Hackers could cripple major world banks using our network, says Swift CEO


Three banks have lost millions of dollars to hackers using the Swift network

Swift's CEO has warned that hackers could use its financial transfer system to bring international banks to their knees.

The warning comes after a bank in Ecuador became the third financial institution to be attacked by hackers using the Swift network, which facilitates currency trading between more than 11,000 banks in 200 countries, losing $12 million.

Previous cyber attacks took money from banks in Vietnam and Bangladesh, and Gottfried Leibbrandt, CEO of Swift, warned these attacks appear to be part of a coordinated campaign. "The Bangladesh fraud is not an isolated incident," he said.

"We are aware of at least two, but possibly more, other cases where fraudsters used the same modus operandi, albeit without the spectacular amounts."

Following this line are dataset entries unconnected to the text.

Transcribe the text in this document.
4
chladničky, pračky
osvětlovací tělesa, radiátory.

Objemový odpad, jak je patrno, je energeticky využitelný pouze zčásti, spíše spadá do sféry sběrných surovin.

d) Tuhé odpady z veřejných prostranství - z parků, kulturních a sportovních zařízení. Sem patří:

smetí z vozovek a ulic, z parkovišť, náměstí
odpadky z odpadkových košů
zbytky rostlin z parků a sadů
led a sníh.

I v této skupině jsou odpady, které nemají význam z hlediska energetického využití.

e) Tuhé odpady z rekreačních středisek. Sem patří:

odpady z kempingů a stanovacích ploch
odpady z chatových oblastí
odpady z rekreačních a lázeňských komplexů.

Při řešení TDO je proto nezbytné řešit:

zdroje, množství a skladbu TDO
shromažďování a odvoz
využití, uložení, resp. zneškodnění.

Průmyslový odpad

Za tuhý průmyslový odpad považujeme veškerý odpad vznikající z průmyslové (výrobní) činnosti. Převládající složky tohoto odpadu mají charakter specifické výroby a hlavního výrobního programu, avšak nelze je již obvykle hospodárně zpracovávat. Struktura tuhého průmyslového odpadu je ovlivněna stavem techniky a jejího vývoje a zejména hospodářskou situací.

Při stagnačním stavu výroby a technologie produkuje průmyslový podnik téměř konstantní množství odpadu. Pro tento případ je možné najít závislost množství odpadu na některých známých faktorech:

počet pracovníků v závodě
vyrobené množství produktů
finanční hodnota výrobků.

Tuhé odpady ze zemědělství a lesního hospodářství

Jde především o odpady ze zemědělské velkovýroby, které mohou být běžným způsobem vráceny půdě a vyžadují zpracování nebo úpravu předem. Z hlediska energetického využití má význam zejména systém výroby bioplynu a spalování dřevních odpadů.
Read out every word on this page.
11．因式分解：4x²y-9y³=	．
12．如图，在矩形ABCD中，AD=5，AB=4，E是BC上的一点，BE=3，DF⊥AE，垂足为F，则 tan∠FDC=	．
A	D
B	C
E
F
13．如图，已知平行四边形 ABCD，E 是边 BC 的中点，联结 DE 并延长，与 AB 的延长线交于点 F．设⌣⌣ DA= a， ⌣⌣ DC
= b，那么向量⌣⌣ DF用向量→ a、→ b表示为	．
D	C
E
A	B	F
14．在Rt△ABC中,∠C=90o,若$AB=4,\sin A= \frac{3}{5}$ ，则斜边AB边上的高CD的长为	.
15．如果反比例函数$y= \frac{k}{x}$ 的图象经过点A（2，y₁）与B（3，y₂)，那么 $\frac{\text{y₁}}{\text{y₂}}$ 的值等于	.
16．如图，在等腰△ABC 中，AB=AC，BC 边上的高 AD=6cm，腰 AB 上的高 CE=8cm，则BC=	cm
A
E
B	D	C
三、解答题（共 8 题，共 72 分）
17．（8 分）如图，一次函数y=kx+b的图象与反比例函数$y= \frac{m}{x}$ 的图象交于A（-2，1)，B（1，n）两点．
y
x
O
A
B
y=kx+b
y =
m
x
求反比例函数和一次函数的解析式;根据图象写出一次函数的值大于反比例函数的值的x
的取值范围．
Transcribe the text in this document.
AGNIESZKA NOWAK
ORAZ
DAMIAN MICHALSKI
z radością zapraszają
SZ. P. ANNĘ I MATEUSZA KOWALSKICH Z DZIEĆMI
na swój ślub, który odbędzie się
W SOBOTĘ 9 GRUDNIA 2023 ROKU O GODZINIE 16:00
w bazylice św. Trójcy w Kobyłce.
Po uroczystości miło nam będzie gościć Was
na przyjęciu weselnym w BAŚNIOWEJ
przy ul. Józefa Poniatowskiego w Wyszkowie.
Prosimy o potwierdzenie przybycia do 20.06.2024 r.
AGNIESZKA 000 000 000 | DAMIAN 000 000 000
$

In all three cases, the hackers got round the bank's security by using malware, then used the Swift network to conduct fraudulent cash transfers.

However, while the amounts stolen were relatively small, the attackers could potentially destroy an entire bank.

"In the recent cases, thieves were able to move just some of those banks' overseas assets," Leibbrandt said. "As a result, for the banks concerned, the events haven't been existential. The point is that they could have been."

Swift is reportedly beefing up security in order to protect its corporate clients, including security audits and stricter requirements for banks' endpoint security.

"The financial industry, as a community, has to be clear that cyber risk is big," Leibbrandt said. "There will be more cyber attacks. And inevitably some will be successful."

Investigations into all three cyber heists are ongoing, but no suspects have yet been formally identified.

18/05/2016: US banks question security of Swift financial network

The security of the Swift global banking platform has been called into question by major US banks today, following cyberattacks on banks in Bangladesh and Vietnam.

It was recently disclosed that the service, which is used to transfer large sums of money between international banks, was used to attack the Tien Phong Bank in Vietnam, as well as the Bangladesh central bank.

In February, thieves stole £75 million from the Bangladesh central bank's account at the New York Federal Reserve. A similar attack, to the value of around £775,000, was attempted on Tien Phong Bank, although the bogus transaction was halted.

Several US financiers have responded by examining Swift's security. In particular, JPMorgan Chase has placed restrictions on which employees can access the service, according to the Wall Street Journal.

The limitations are standard practice following a security breach in the banking sector, but concerns have been raised that the thefts could be linked to malicious insiders within the industry.

Other US banks are calling for the service to boost security in the wake of the incidents, reports Bloomberg, with questions over whether or not Swift was fast enough in its response.

According to a private report from BAE Systems, the malware used in the Tien Phong Bank attack included Swift codes for at least seven other international financial institutions in countries such as South Korea, China and Japan.

The revelations are particularly troubling, as the range of affected institutions implies that Swift itself could be vulnerable, rather than - as its regulators had previously suggested - the banks themselves

13/05/2016: Swift banking network hit by second cyberattack

Global financial network Swift has been hit by a second cyber attack, the company has admitted.

The service, which is used for massive financial transactions between banks and bankers, revealed on Thursday it was targeted by hackers for the second time this year.

The system was also infiltrated in February, and used to steal £75 million from the New York Federal Reserve account of Bangladesh's central bank.

The latest target, a Swift spokeswoman said, was an unnamed commercial bank. The spokeswoman did not reveal if any money was stolen.

It is currently unknown whether or not the two attacks are related, but Swift believes that both incidents are "part of a wider and highly adaptive campaign targeting banks".

The attackers reportedly had a "deep and sophisticated knowledge of specific operational controls" and used stolen credentials to access the system.

The company warned that they may have also utilised "malicious insiders or cyber attacks, or a combination of both", and in the second instance used malware to alter documents and cover their tracks.

"The second cyber attack revealed by Swift in as many months is a wake-up call for banks across the globe," said Splunk security expert Matthias Maier. "These are not isolated incidents. Serious investigations must follow given the custom built nature of the malware used in these attacks."

"It appears to have been created by someone with an intimate knowledge of how the Swift software works as well as its business processes," he noted, "which is cause for concern."

"Other banks participating in the Swift network now need to compare the indicators of compromise shared by BAE Systems with the data generated by their own environment to understand whether or not they have also been affected and how to respond effectively."